As propriedades rurais objeto deste estudo possuem menos de 4 módulos fiscais, considerando a área do módulo fiscal de 20 hectares para os municípios de Joaçaba, Herval d'Oeste e Luzerna (BRASIL, 1980). Dentre as propriedades consultadas, 47,3% se caracterizam como minifúndios, pois possuem menos de 20 hectares, cuja média da área total é de 13,34 hectares, e a média da área ocupada é de 8,62 hectares. As demais propriedades (52,7%), cuja área total é de 20 a 80 hectares, enquadram-se como pequenas propriedades. A média da área total destas propriedades é de 30,35 hectares, e a média da área ocupada é de 17,1 hectares.  

A maioria dos agricultores (80,7%) utiliza unicamente a sua propriedade para produção. Apenas 10,7% arrendam ou alugam propriedades de terceiros, devido ao pequeno porte de suas propriedades e até mesmo pelas irregularidades do relevo das propriedades na região.

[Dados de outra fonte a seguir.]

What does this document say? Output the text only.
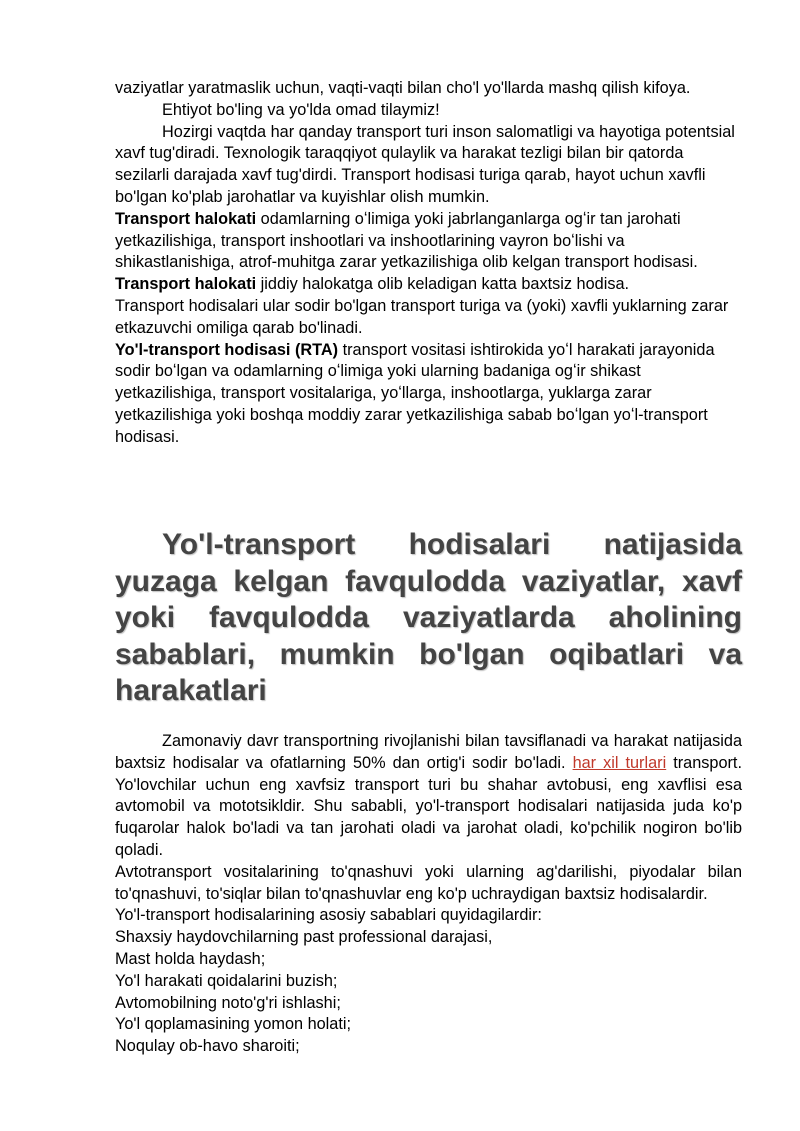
vaziyatlar yaratmaslik uchun, vaqti-vaqti bilan cho'l yo'llarda mashq qilish kifoya.

Ehtiyot bo'ling va yo'lda omad tilaymiz!

Hozirgi vaqtda har qanday transport turi inson salomatligi va hayotiga potentsial xavf tug'diradi. Texnologik taraqqiyot qulaylik va harakat tezligi bilan bir qatorda sezilarli darajada xavf tug'dirdi. Transport hodisasi turiga qarab, hayot uchun xavfli bo'lgan ko'plab jarohatlar va kuyishlar olish mumkin.

Transport halokati odamlarning oʻlimiga yoki jabrlanganlarga ogʻir tan jarohati yetkazilishiga, transport inshootlari va inshootlarining vayron boʻlishi va shikastlanishiga, atrof-muhitga zarar yetkazilishiga olib kelgan transport hodisasi.

Transport halokati jiddiy halokatga olib keladigan katta baxtsiz hodisa.

Transport hodisalari ular sodir bo'lgan transport turiga va (yoki) xavfli yuklarning zarar etkazuvchi omiliga qarab bo'linadi.

Yo'l-transport hodisasi (RTA) transport vositasi ishtirokida yoʻl harakati jarayonida sodir boʻlgan va odamlarning oʻlimiga yoki ularning badaniga ogʻir shikast yetkazilishiga, transport vositalariga, yoʻllarga, inshootlarga, yuklarga zarar yetkazilishiga yoki boshqa moddiy zarar yetkazilishiga sabab boʻlgan yoʻl-transport hodisasi.

Yo'l-transport hodisalari natijasida yuzaga kelgan favqulodda vaziyatlar, xavf yoki favqulodda vaziyatlarda aholining sabablari, mumkin bo'lgan oqibatlari va harakatlari

Zamonaviy davr transportning rivojlanishi bilan tavsiflanadi va harakat natijasida baxtsiz hodisalar va ofatlarning 50% dan ortig'i sodir bo'ladi. har xil turlari transport. Yo'lovchilar uchun eng xavfsiz transport turi bu shahar avtobusi, eng xavflisi esa avtomobil va mototsikldir. Shu sababli, yo'l-transport hodisalari natijasida juda ko'p fuqarolar halok bo'ladi va tan jarohati oladi va jarohat oladi, ko'pchilik nogiron bo'lib qoladi.

Avtotransport vositalarining to'qnashuvi yoki ularning ag'darilishi, piyodalar bilan to'qnashuvi, to'siqlar bilan to'qnashuvlar eng ko'p uchraydigan baxtsiz hodisalardir.

Yo'l-transport hodisalarining asosiy sabablari quyidagilardir:

Shaxsiy haydovchilarning past professional darajasi,

Mast holda haydash;

Yo'l harakati qoidalarini buzish;

Avtomobilning noto'g'ri ishlashi;

Yo'l qoplamasining yomon holati;

Noqulay ob-havo sharoiti;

Outros 8,6% dos agricultores não utilizar toda a sua propriedade, principalmente devido a limitações de recursos, como mão de obra, equipamentos e financeiros e por isso arredam ou alugam parte dela para outros agricultores.

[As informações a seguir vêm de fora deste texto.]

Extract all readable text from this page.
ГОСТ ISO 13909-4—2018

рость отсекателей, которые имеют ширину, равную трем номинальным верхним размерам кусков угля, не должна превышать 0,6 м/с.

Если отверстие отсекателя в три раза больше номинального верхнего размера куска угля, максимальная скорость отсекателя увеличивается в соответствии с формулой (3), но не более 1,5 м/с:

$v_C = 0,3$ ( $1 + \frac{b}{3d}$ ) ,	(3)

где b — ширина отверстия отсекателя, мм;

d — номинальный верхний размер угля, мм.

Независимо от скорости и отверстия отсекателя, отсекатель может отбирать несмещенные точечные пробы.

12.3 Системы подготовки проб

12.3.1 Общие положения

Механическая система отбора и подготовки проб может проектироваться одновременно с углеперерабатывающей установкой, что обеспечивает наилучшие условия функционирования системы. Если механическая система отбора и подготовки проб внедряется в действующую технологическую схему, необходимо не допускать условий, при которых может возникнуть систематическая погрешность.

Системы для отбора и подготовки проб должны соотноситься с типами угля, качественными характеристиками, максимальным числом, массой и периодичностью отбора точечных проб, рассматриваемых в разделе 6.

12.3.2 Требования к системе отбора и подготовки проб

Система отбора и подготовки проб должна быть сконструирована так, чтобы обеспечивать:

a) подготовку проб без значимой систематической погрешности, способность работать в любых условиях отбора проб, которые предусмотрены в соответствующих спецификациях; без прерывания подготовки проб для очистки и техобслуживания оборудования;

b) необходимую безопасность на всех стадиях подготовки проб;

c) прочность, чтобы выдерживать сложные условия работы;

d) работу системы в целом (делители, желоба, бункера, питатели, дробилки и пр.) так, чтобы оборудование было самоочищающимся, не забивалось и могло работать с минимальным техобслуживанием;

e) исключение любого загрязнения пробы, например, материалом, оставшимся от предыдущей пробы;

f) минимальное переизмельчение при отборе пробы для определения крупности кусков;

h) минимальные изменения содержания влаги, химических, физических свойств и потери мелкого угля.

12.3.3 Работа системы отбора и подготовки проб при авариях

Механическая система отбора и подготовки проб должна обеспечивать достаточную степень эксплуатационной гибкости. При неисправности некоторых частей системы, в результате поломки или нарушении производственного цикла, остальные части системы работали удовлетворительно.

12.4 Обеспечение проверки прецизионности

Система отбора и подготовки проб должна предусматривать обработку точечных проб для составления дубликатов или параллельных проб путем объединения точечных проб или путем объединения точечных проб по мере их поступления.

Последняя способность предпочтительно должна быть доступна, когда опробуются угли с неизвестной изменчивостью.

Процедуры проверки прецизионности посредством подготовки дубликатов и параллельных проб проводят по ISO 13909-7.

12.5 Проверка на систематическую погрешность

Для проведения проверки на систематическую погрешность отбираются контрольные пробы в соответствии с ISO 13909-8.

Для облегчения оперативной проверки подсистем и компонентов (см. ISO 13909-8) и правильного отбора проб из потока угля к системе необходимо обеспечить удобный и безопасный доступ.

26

Os agricultores enfrentam diversas dificuldades no exercício da atividade agrícola. As principais dificuldades citadas pelos agricultores da região s são a instabilidade dos preços, os baixos rendimentos da atividade agrícola e a assistência técnica insuficiente. Os municípios, objeto deste estudo, têm relevo consideravelmente acidentado e pedregoso que, devido à exaustão e à perda da fertilidade, além das limitações para a mecanização das atividades agrícolas, resulta na perda de competitividade das unidades familiares da agricultura.

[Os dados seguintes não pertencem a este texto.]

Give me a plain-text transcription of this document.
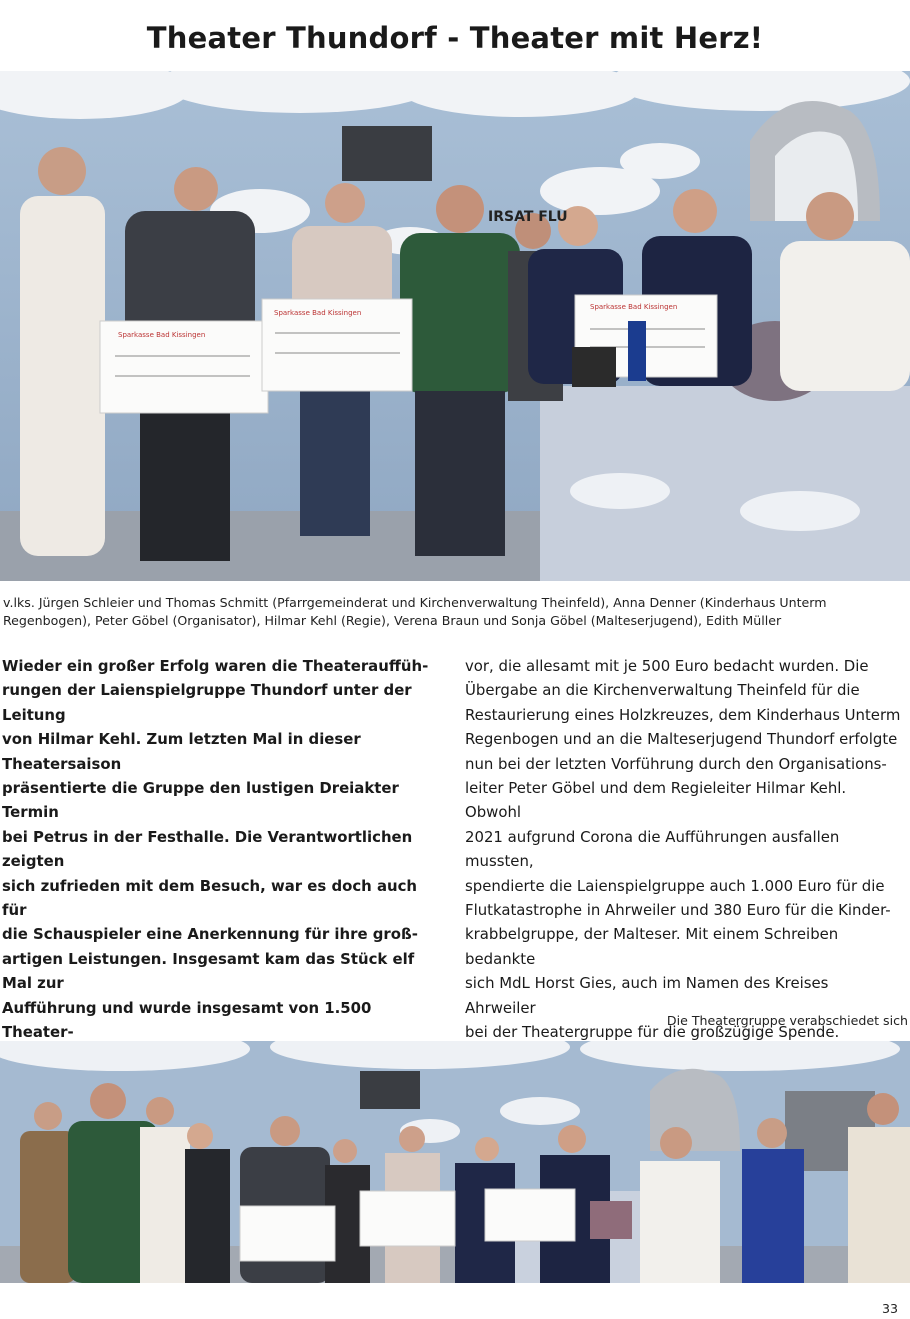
Theater Thundorf - Theater mit Herz!
Sparkasse Bad Kissingen
Sparkasse Bad Kissingen
Sparkasse Bad Kissingen
IRSAT FLU
v.lks. Jürgen Schleier und Thomas Schmitt (Pfarrgemeinderat und Kirchenverwaltung Theinfeld), Anna Denner (Kinderhaus Unterm Regenbogen), Peter Göbel (Organisator), Hilmar Kehl (Regie), Verena Braun und Sonja Göbel (Malteserjugend), Edith Müller

Wieder ein großer Erfolg waren die Theaterauffüh-
rungen der Laienspielgruppe Thundorf unter der Leitung
von Hilmar Kehl. Zum letzten Mal in dieser Theatersaison
präsentierte die Gruppe den lustigen Dreiakter Termin
bei Petrus in der Festhalle. Die Verantwortlichen zeigten
sich zufrieden mit dem Besuch, war es doch auch für
die Schauspieler eine Anerkennung für ihre groß-
artigen Leistungen. Insgesamt kam das Stück elf Mal zur
Aufführung und wurde insgesamt von 1.500 Theater-

vor, die allesamt mit je 500 Euro bedacht wurden. Die
Übergabe an die Kirchenverwaltung Theinfeld für die
Restaurierung eines Holzkreuzes, dem Kinderhaus Unterm
Regenbogen und an die Malteserjugend Thundorf erfolgte
nun bei der letzten Vorführung durch den Organisations-
leiter Peter Göbel und dem Regieleiter Hilmar Kehl. Obwohl
2021 aufgrund Corona die Aufführungen ausfallen mussten,
spendierte die Laienspielgruppe auch 1.000 Euro für die
Flutkatastrophe in Ahrweiler und 380 Euro für die Kinder-
krabbelgruppe, der Malteser. Mit einem Schreiben bedankte
sich MdL Horst Gies, auch im Namen des Kreises Ahrweiler
bei der Theatergruppe für die großzügige Spende.

Die Theatergruppe verabschiedet sich
33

Tabela 4 – Dificuldades apontadas pelos agricultores (%).

Dificuldades enfrentadas

Sim

Não

Baixos rendimentos da atividade agrícola

94,0

6,0

Habilitação RL ou APP

56,0

44,0

Assistência técnica insuficiente

78,0

22,0

Dificuldades de acesso ao crédito

12,7

87,3

Baixo poder aquisitivo

62,7

37,3

Baixo volume e regularidade da produção

61,3

38,7

Capital de giro para manter a produção

56,0

44,0

Dificuldade para comercialização

6,7

93,3

Instabilidade nos preços

96,7

3,3

Total

58,2

41,8

Fonte: Dados da Pesquisa

No que se refere às dificuldades para o desempenho de suas atividades, os agricultores atribuem aos preços de venda as principais dificuldades, pois entendem que os mesmos são muito baixos e muitas vezes não remuneram os custos de produção. Além disso, a insuficiência ou até mesmo a falta de assistência técnica acaba prejudicando a produção. Segundo um agricultor entrevistado "Na hora de plantar é um valor, quando vai vender o preço é baixo e tem pouco retorno." Na tentativa de solucionar este problema que afeta a maioria dos agricultores familiares da região, em 2014 foi realizado um protesto pelos agricultores para que seja estabelecido um preço mínimo de venda para a pequena produção, pois segundo os mesmos "[...] é muito difícil, não temos nenhuma segurança. Os pequenos não conseguem se manter somente com a atividade agrícola." Altmann, Mior e Zoldan (2008) apontam estas mesmas dificuldades, que são relacionadas por Morlin, Pederiva e Waquil, (2012), a condições de fragilidade econômica, e de problemas de acesso a canais formais de comercialização.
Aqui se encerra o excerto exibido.